The jury who tried the case found Bard to be guilty of failure to warn and conscience disregard with respect to potential consequences by withholding information, holding the enterprise 80 percent responsible for the patient’s suffering and ordering it to pay $1.6 million in actual damages.

A second hearing on punitive damages immediately followed with the jury awarding the plaintiff an additional $2 million. It also ordered the radiologist to pay $400,000 for failing to report the problems of the device.

Retrievable IVC filters have been associated with more than 900 adverse events, according to the FDA in 2010, including cases involving migrations, fractures and embolizations, and perforations of the inferior vena cava.

Booker's is one of the first in more than 3,500 multi-district ligation trials involving Bard’s IVC filters and the first to go to court in the U.S. District Court, District of Arizona.
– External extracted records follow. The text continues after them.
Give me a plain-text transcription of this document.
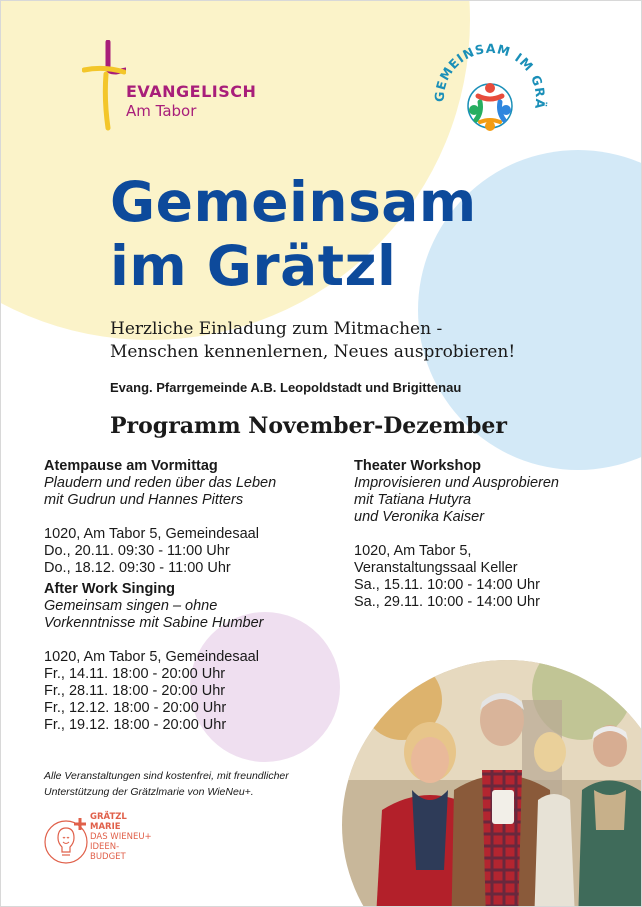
EVANGELISCH
Am Tabor
GEMEINSAM IM GRÄ
Gemeinsam
im Grätzl
Herzliche Einladung zum Mitmachen -
Menschen kennenlernen, Neues ausprobieren!
Evang. Pfarrgemeinde A.B. Leopoldstadt und Brigittenau
Programm November-Dezember
Atempause am Vormittag
Plaudern und reden über das Leben
mit Gudrun und Hannes Pitters
1020, Am Tabor 5, Gemeindesaal
Do., 20.11. 09:30 - 11:00 Uhr
Do., 18.12. 09:30 - 11:00 Uhr
After Work Singing
Gemeinsam singen – ohne
Vorkenntnisse mit Sabine Humber
1020, Am Tabor 5, Gemeindesaal
Fr., 14.11. 18:00 - 20:00 Uhr
Fr., 28.11. 18:00 - 20:00 Uhr
Fr., 12.12. 18:00 - 20:00 Uhr
Fr., 19.12. 18:00 - 20:00 Uhr
Theater Workshop
Improvisieren und Ausprobieren
mit Tatiana Hutyra
und Veronika Kaiser
1020, Am Tabor 5,
Veranstaltungssaal Keller
Sa., 15.11. 10:00 - 14:00 Uhr
Sa., 29.11. 10:00 - 14:00 Uhr
Alle Veranstaltungen sind kostenfrei, mit freundlicher
Unterstützung der Grätzlmarie von WieNeu+.
GRÄTZL
MARIE
DAS WIENEU+
IDEEN-
BUDGET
It also serves as a bellwether or "test" trial, which along with others, will be used to determine the general consensus on such cases, potentially prompting future settlements in such matters.

"If something’s not performing as safely and effectively as you’re representing it in your brochures, sales and marketing and if it’s not performing in a manner in which doctors and patients expect it to be performed due to a design defect that you know needs to be fixed, then you have to stop selling it until you fix it," said Lopez. "That’s the biggest lesson. I don’t know if Bard learned that lesson. I hope so."

Further state and federal IVC filter trials are set to begin in the summer and fall.

BD, which acquired Bard in 2017, did not respond for comment.